对部分旧干部集中进行审查,并管制改造。四会县解放后,农村基层干部未经审查、培养,质差、不纯。土改准备时期,“全县各乡都把旧基层干部集中起来,美其名叫学习,实际上是管制”。将基层旧干部集中起来进行教育,让他们明白“国民党已彻底垮台,不要对他存有幻想,过去干过对人民不起的事的,只要认识了,交代清楚便是进步表现;对地主、反革命分子要敢于揭发。要相信党的‘坦白从宽、抗拒从严、立功受奖’的政策”。有的经过一段时间的学习,改过自新,后被安排当农业社的干部。〔96〕

综上所述,整顿基层与八字运动、镇压反革命和土地改革等一系列群众运动之间是相互影响、相互促进的。整顿基层为各项群众运动的开展提供了政权和组织基础,而通过开展一系列的群众运动,基本上清除和改造了乡村旧势力,进而让贫下中农逐渐成为基层政权和组织的主人。

五、结语

新中国成立初期,新生的人民政权面临着诸多考验。

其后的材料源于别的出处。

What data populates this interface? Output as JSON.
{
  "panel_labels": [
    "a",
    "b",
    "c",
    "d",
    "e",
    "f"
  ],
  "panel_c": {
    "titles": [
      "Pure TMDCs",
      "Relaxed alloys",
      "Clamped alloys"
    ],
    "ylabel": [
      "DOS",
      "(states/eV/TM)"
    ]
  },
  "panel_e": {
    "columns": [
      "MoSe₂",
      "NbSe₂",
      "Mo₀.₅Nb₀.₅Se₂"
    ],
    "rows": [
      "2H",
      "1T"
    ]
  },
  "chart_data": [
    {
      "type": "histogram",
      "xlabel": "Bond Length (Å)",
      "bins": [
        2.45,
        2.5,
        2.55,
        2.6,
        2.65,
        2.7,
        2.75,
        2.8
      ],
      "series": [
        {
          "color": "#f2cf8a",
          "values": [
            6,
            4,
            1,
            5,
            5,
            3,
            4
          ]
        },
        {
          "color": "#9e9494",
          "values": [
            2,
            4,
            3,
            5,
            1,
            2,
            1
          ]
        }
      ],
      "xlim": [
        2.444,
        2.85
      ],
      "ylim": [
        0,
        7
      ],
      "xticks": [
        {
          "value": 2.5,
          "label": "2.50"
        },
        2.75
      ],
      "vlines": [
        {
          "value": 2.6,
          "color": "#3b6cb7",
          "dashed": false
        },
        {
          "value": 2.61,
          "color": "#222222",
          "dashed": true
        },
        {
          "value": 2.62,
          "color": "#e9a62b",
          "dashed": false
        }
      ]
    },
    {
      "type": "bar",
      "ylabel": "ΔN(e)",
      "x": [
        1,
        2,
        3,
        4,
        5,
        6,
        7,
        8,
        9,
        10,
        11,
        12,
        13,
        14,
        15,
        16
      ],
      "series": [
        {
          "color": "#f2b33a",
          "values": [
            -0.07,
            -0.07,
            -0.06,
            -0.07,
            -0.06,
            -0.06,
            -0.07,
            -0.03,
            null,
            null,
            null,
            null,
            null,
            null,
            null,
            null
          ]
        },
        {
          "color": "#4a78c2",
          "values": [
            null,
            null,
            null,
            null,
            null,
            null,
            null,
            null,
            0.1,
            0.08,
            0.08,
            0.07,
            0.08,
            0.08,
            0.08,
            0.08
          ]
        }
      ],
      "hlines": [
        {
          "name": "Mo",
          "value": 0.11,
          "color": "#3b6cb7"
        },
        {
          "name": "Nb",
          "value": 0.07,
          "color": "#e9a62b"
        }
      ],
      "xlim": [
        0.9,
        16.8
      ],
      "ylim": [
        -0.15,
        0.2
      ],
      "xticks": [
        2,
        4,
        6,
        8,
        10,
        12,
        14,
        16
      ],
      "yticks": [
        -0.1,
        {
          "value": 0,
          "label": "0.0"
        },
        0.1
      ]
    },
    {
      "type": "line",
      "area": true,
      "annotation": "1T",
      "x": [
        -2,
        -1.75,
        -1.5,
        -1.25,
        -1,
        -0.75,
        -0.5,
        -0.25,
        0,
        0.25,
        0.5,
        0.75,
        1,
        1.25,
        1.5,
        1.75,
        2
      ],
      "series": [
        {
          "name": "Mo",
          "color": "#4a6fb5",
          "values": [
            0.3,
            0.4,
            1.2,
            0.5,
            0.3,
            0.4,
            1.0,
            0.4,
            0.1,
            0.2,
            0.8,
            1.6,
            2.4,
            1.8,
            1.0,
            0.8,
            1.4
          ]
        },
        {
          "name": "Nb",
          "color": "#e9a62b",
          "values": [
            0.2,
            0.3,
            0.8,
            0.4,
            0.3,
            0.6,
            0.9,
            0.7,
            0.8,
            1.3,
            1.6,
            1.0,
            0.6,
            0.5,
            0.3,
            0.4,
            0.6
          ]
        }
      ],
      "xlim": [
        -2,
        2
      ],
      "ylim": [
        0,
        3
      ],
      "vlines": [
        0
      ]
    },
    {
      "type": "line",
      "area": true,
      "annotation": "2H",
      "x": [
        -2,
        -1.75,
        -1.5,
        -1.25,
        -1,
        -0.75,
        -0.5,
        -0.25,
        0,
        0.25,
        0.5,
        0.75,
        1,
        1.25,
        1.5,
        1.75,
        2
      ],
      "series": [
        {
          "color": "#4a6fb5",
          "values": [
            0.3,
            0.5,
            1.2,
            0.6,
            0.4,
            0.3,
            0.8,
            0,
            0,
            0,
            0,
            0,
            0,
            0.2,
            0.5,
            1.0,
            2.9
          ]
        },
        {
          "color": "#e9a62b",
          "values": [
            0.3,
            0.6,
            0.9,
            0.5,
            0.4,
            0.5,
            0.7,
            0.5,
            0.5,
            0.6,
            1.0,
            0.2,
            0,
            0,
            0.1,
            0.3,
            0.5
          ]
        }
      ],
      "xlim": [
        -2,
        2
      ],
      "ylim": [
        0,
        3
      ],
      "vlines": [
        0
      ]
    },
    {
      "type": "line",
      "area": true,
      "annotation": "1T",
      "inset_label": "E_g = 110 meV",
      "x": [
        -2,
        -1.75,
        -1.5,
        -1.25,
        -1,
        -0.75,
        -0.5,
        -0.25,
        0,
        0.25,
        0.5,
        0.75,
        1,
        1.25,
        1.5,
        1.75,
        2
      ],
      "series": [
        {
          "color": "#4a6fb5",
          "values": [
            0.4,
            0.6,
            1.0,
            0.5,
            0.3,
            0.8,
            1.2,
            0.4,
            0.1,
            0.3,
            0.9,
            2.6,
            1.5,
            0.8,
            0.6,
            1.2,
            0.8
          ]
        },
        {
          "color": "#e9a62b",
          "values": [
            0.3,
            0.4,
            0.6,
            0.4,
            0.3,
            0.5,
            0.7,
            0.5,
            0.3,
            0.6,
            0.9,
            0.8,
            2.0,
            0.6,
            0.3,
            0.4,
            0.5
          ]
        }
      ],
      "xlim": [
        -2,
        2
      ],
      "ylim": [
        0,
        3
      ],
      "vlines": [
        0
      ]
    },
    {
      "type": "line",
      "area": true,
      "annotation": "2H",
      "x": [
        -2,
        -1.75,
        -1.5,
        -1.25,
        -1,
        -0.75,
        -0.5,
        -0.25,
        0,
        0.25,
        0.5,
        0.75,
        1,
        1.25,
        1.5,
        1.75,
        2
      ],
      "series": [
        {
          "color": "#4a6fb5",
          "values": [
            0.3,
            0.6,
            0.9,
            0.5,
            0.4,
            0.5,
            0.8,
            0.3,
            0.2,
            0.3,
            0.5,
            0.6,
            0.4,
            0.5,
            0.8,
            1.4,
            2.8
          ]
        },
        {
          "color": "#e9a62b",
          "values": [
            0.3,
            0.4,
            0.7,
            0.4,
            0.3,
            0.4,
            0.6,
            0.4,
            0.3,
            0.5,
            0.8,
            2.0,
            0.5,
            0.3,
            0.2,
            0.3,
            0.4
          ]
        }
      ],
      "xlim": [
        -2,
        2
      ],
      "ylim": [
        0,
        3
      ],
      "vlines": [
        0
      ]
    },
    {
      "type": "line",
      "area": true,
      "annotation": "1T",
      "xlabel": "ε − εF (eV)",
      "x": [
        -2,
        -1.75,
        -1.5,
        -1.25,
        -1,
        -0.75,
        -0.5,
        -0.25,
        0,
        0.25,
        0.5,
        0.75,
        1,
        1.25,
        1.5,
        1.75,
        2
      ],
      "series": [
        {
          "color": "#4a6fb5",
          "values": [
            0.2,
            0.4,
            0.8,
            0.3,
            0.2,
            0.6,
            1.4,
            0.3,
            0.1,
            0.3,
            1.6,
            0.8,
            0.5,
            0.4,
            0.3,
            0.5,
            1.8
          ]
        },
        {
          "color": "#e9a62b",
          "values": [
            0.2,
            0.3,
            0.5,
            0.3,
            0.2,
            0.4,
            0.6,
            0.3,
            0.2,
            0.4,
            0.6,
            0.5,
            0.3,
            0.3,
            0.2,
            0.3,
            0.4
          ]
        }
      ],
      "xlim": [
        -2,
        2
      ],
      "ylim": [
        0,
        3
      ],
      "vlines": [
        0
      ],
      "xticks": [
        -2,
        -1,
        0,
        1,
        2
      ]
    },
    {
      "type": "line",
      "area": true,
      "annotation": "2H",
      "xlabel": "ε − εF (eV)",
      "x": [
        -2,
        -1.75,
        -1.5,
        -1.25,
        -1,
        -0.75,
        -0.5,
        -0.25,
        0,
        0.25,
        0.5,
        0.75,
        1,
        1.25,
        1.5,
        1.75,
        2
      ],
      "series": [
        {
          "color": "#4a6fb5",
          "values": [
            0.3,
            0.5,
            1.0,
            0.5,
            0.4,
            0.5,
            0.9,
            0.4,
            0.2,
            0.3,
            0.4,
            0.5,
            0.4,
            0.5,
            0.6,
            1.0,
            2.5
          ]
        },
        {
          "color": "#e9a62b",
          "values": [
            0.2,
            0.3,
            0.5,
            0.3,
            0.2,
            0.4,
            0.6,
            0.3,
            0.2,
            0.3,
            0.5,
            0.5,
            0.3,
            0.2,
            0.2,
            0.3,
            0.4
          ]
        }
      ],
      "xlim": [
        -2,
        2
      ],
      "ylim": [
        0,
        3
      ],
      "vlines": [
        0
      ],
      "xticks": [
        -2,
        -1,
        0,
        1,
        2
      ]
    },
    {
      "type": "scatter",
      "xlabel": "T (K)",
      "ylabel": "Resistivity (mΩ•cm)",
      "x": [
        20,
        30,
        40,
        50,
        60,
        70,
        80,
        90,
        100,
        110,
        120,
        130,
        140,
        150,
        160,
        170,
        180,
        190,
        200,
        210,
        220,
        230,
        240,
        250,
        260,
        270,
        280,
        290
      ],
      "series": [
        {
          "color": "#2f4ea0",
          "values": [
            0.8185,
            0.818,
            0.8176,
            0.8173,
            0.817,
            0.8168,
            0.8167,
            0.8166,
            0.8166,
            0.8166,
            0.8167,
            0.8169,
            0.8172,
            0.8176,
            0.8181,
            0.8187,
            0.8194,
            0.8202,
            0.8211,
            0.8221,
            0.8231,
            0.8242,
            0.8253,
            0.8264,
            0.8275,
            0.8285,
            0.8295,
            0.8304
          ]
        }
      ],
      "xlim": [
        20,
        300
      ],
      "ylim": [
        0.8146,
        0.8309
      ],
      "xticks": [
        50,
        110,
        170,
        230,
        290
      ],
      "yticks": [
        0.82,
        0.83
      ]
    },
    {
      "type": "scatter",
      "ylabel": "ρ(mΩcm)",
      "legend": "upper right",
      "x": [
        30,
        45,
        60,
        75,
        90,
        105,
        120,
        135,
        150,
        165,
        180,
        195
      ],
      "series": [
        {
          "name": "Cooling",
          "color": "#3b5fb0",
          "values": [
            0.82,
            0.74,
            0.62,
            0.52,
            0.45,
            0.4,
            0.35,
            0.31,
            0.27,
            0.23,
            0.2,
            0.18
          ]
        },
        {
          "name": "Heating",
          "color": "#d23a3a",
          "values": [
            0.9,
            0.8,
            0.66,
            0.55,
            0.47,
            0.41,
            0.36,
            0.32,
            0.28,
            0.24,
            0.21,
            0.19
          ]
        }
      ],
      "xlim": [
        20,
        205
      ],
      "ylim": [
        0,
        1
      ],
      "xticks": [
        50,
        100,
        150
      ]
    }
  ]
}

作为新解放区的华南地区,其时社会形势十分复杂和严峻。一方面,华南地区是国民党长期统治的区域,在败退台湾之后,国民党的残余势力继续活跃于华南地区,盘踞于沿海岛屿,试图“反攻大陆”,这给华南基层政权建设带来相当大的压力;另一方面,华南地区面向海洋,毗连港澳,英、美、葡等帝国主义的匪徒时常混入沿海和内陆,也给新政权以外部的压力。同时,华南地区的会道门组织庞大,封建势力亦未彻底根除。可以说,多股“逆流”一齐涌向政权基础甚为薄弱的乡村。他们不仅组织各种破坏新政权的反抗活动,诸如威胁乡政府、暗杀乡干部、造谣破坏、打家劫舍等,而且还采取各种办法掌控农会、民兵组织等基层组织。这些事实都成为建设和巩固新政权的极大祸患。在此过程中,保甲长等旧势力曾在相当程度上控制了基层政权,新政权新政策无法落实到乡村,乡村群众还没能对新政权产生认同。但迫于新中国成立初期支前、征粮以及干部资源紧缺等严峻形势,诸多革命建政工作需要留用一批旧乡村势力作为过渡。在此背景下,适时废除保甲制度,适当留用保甲人员成为新政权在新形势下的现实选择。

为了解决乡村政权组织“杂”而“弱”的问题,彻底改造基层政权,清除旧势力,进而通过国家的进场建立和完善人民政权,华南分局将改造旧基层政权、清理保甲长等旧势力作为革命建政的中心任务,依靠组织建设、新干部培养,群众动员的农民会议等方式开展改造旧势力斗争,并通过分阶段有步骤的八字运动、镇压反革命和土地改革运动等对旧势力进行了彻底的整顿、清除和改造,保甲长这一特殊群体在中国历史上最终销声匿迹,或者被清除出群众队伍,或者被改造成新国民,就此退出了历史的舞台,这不仅使中国乡村传统的旧势力趋于消灭,也培养一批乡村新干部,巩固了乡村新政权,准备完成中国乡村社会的现代转型,最终为革命时代建政的完成和人民政权的完善巩固开辟了新场域,迎来了新时代。